Asteroid Orbit Determination

research project for the Summer Science Program in Astrophysics

Near-earth asteroids, also known as “minor planets,” orbit the sun at roughly the same distance as Earth. Collisions with them are catastrophic – just ask the dinosaurs – so being able to predict their future position is an important application of vector calculus.

On the first day, participants learn celestial coordinates, and how to interpret an ephemeris to select a near-earth asteroid to study. Each team of three then writes an “observing proposal” similar to what an astronomer would submit to an observatory. On the third night, teams begin observing runs at the telescope.

After each run, the team locates the asteroid’s faint dot among the background stars (not always easy to do), then precisely measures its position relative to surrounding stars. Once they have at least three or four observations taken on different nights, they write software in Python to calculate the asteroid’s position and velocity vectors, then transform them into the six orbital elements that characterize the asteroid’s orbital ellipse, using numerical differentiation.

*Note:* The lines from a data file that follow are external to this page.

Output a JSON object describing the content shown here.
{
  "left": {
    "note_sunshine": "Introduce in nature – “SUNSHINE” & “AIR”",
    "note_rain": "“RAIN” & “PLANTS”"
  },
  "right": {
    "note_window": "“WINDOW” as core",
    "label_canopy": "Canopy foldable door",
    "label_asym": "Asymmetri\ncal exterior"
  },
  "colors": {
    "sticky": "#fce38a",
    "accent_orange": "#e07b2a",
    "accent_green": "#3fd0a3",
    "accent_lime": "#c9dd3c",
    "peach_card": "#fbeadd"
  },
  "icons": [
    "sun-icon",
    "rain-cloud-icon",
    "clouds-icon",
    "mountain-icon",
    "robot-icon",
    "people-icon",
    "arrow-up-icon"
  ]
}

Each team performs every step themselves: choosing their asteroid, pointing the telescope, taking images, reducing the data, calculating the orbit. Some go on to improve the accuracy of their calculated orbits using additional observations to make differential corrections. Another option is to use Visual Python to make an animation of their asteroid orbiting the sun!

Each team’s observations are submitted to the Minor Planet Center of the International Astronomical Union, and used to improve future predictions of the asteroid’s position.

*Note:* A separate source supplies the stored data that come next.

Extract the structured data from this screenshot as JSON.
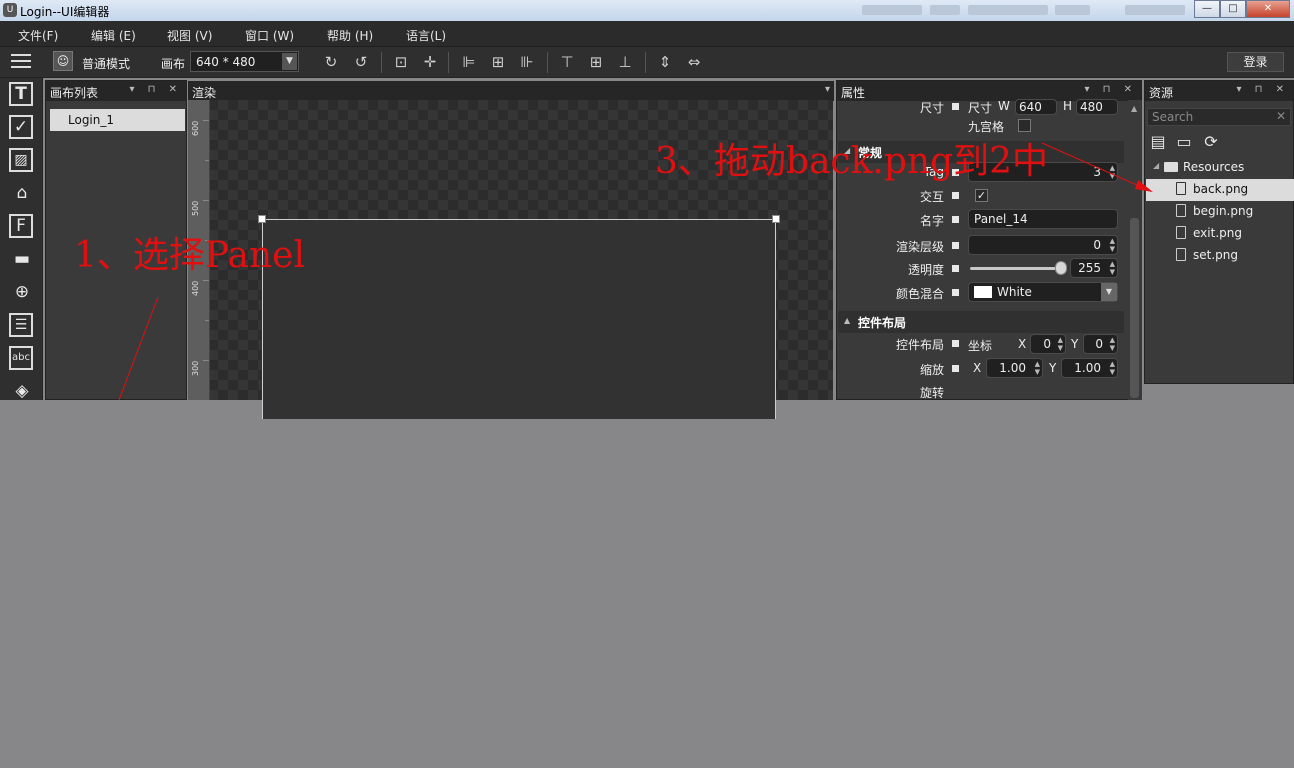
{
  "window": {
    "title": "Login--UI编辑器",
    "minimize": "—",
    "maximize": "□",
    "close": "✕"
  },
  "menu": [
    "文件(F)",
    "编辑 (E)",
    "视图 (V)",
    "窗口 (W)",
    "帮助 (H)",
    "语言(L)"
  ],
  "toolbar": {
    "mode_label": "普通模式",
    "canvas_label": "画布",
    "canvas_size": "640 * 480",
    "login_label": "登录"
  },
  "tools": [
    {
      "name": "text-tool-icon",
      "glyph": "T"
    },
    {
      "name": "checkbox-tool-icon",
      "glyph": "✓"
    },
    {
      "name": "image-tool-icon",
      "glyph": "▨"
    },
    {
      "name": "tag-tool-icon",
      "glyph": "⌂"
    },
    {
      "name": "font-tool-icon",
      "glyph": "F"
    },
    {
      "name": "progress-tool-icon",
      "glyph": "▬"
    },
    {
      "name": "slider-tool-icon",
      "glyph": "⊕"
    },
    {
      "name": "list-tool-icon",
      "glyph": "☰"
    },
    {
      "name": "textfield-tool-icon",
      "glyph": "abc"
    },
    {
      "name": "layers-tool-icon",
      "glyph": "◈"
    }
  ],
  "canvas_list": {
    "title": "画布列表",
    "items": [
      "Login_1"
    ]
  },
  "render": {
    "title": "渲染",
    "ruler_ticks": [
      "600",
      "500",
      "400",
      "300"
    ]
  },
  "properties": {
    "title": "属性",
    "size_label": "尺寸",
    "size_sub": "尺寸",
    "w_label": "W",
    "w_value": "640",
    "h_label": "H",
    "h_value": "480",
    "nine_grid_label": "九宫格",
    "common_section": "常规",
    "tag_label": "Tag",
    "tag_value": "3",
    "interact_label": "交互",
    "interact_checked": "✓",
    "name_label": "名字",
    "name_value": "Panel_14",
    "render_layer_label": "渲染层级",
    "render_layer_value": "0",
    "opacity_label": "透明度",
    "opacity_value": "255",
    "opacity_fraction": 1.0,
    "color_blend_label": "颜色混合",
    "color_blend_value": "White",
    "layout_section": "控件布局",
    "layout_label": "控件布局",
    "coord_label": "坐标",
    "x_label": "X",
    "x_value": "0",
    "y_label": "Y",
    "y_value": "0",
    "scale_label": "缩放",
    "scale_x": "1.00",
    "scale_y": "1.00",
    "rotate_label": "旋转"
  },
  "resources": {
    "title": "资源",
    "search_placeholder": "Search",
    "root": "Resources",
    "files": [
      "back.png",
      "begin.png",
      "exit.png",
      "set.png"
    ],
    "selected": "back.png"
  },
  "annotations": {
    "step1": "1、选择Panel",
    "step3": "3、拖动back.png到2中",
    "color": "#e01010"
  }
}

Topics covered typically include:

  • Astronomy: celestial coordinates, digital observational techniques, astrometry; brief introductions to planetary science, cosmology
  • Physics: gravitation, celestial mechanics; brief introductions to the electromagnetic spectrum, relativity, quantum mechanics
  • Mathematics: interpolation, coordinate transformations, differential and integral vector calculus, numerical methods, differential equations
  • Scientific Programming in Python

"I was extremely intimidated by the pictures on the website of complex math and science being done on the whiteboards. What I did not realize was how collaborative and friendly SSP would be as we all worked together on problems."